The method we proposed can be easily extended to multiple target detection tasks, with only a few constraints added. In our experiments, airplanes are very representative of the target, because the plane’s wing and back on the plane’s spectrum information is not very similar. It is like a multitasking detection task, and we have introduced two of different sparse constraints to accommodate this problem. These constraints can be manually labeled or acquired from labeled data, and the proposed method adaptively computes multiple weights by using sparse encoding constraints from different destinations. Once the constraint is changed, the target function should be rebuilt and recalculated to achieve different target detection results. How to balance these constraints is a problem to be considered in the future. In addition, the detection efficiency can be further improved by introducing some fast optimization methods.

5. Conclusions

This paper presents a new sparse weighted-based constrained energy minimization (SWCEM) algorithm for target detection in remote sensing images. The sparse representation is introduced to obtain the recovery residual of each pixel, which can describe the similarity between pixels and target. Then, the exponential weighting function is designed to generate adaptive weights for pixels based on recovery residual.

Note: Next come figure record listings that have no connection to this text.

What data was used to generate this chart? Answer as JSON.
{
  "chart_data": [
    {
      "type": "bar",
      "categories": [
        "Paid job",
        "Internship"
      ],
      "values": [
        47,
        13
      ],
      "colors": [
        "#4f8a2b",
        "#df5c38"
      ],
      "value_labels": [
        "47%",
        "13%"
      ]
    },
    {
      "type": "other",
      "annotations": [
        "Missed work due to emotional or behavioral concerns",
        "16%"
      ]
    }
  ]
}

Weighted pixels generate a new image data to the detector, which can effectively suppress the complex background while keeping the target significant, and the proposed detection procedure will more significantly detect the target from complex background. A series of experiments is conducted on different datasets with the proposed SWCEM algorithm, and the experimental results illustrate more competitive performance when compared with both classical and recent target detection methods.